- Plan ahead for overseas travel. Check to see if any immunizations are needed at your destination. The CDC is a good resource. If you need a vaccine, visit a travel clinic or your primary care provider four to six weeks before your trip; many immunizations need time to take effect.
- Hydrate. Skip alcohol, caffeine, and soda and drink plenty of water. Bring a refillable water bottle that you can fill up at the airport, in restaurants, and at your hotel. No matter where you travel, you’re likely to experience hot weather that’s either drier or more humid than you’re used to. Staying hydrated will keep your body cool.
- Use sun protection. Apply sunscreen with an SPF of at least 30. Reapply it every couple of hours and after getting wet—even if the product is labeled as water-resistant. Wear a hat with a wide brim and sunglasses with 100% UV protection. If you’ll be in the sun for long periods—for example, on a hike or bike ride—look into clothing with built-in ultraviolet protection.
- Bring insect repellent. Use a separate product; avoid combination products that include sunscreen and insect repellent. To prevent mosquito bites, look for products containing DEET, and steer clear of areas with standing water, where the insects are likely to breed. If you’re severely allergic to stinging insects, keep your auto-injectible epinephrine handy—and check the expiration date before you pack it.
- Stay active. Exercise will boost your energy and mood. It can also counterbalance heavy restaurant meals you may eat while you’re away. If you’re in a car, on a flight, or even lounging at the beach, take a break and walk once every two hours. This will get your blood circulating and prevent serious blood clots from forming.

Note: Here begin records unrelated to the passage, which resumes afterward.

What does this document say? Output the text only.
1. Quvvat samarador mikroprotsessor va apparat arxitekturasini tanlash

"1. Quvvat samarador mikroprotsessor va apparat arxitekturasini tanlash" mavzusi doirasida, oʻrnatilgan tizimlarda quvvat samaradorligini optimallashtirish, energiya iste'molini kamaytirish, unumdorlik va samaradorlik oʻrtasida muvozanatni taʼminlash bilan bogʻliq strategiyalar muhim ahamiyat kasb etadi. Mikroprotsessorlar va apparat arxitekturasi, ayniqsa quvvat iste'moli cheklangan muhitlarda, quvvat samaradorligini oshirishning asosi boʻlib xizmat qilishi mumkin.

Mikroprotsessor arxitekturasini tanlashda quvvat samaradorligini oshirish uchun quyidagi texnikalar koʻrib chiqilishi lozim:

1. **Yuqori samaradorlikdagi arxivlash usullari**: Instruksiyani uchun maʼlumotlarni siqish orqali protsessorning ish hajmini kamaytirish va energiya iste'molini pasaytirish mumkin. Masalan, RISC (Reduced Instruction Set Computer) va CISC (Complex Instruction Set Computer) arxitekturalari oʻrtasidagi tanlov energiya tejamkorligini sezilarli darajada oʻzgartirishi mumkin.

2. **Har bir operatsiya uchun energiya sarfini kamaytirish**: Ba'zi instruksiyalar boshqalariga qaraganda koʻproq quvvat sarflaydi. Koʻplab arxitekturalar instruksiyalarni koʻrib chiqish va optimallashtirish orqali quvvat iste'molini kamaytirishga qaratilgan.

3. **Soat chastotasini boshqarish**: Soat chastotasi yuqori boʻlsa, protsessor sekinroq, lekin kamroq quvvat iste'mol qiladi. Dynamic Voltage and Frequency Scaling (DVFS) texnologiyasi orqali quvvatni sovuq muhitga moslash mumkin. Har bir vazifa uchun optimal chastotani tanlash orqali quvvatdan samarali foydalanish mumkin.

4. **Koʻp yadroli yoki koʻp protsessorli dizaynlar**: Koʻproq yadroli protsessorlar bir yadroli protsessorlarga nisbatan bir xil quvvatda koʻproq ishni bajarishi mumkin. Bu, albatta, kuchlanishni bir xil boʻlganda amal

- Pack healthy snacks. Food options at airports and roadside rest stops aren’t always healthy. Pack sandwiches, fruits and vegetables, granola bars, and trail mix to keep you fueled while you’re on the road.
- Be water-safe. Children should be supervised at all times while at the pool or beach, and all adults should be trained in CPR. Look for community swim lessons to make sure all family members have basic water skills.
- Wear protective gear. This means a helmet when bicycling, a life jacket when boating, and closed, supportive shoes for hiking. (Save the flip-flops for the beach or poolside.)
- Pack a first aid kit. In addition to bandages, antibiotic ointment, and pain relievers, you’ll want to pack tweezers, over-the-counter anti-diarrheal medicine, laxatives, and—if you’ll be on the water—anti-motion sickness medicine. If you’re bringing prescription medications, check how they should be stored.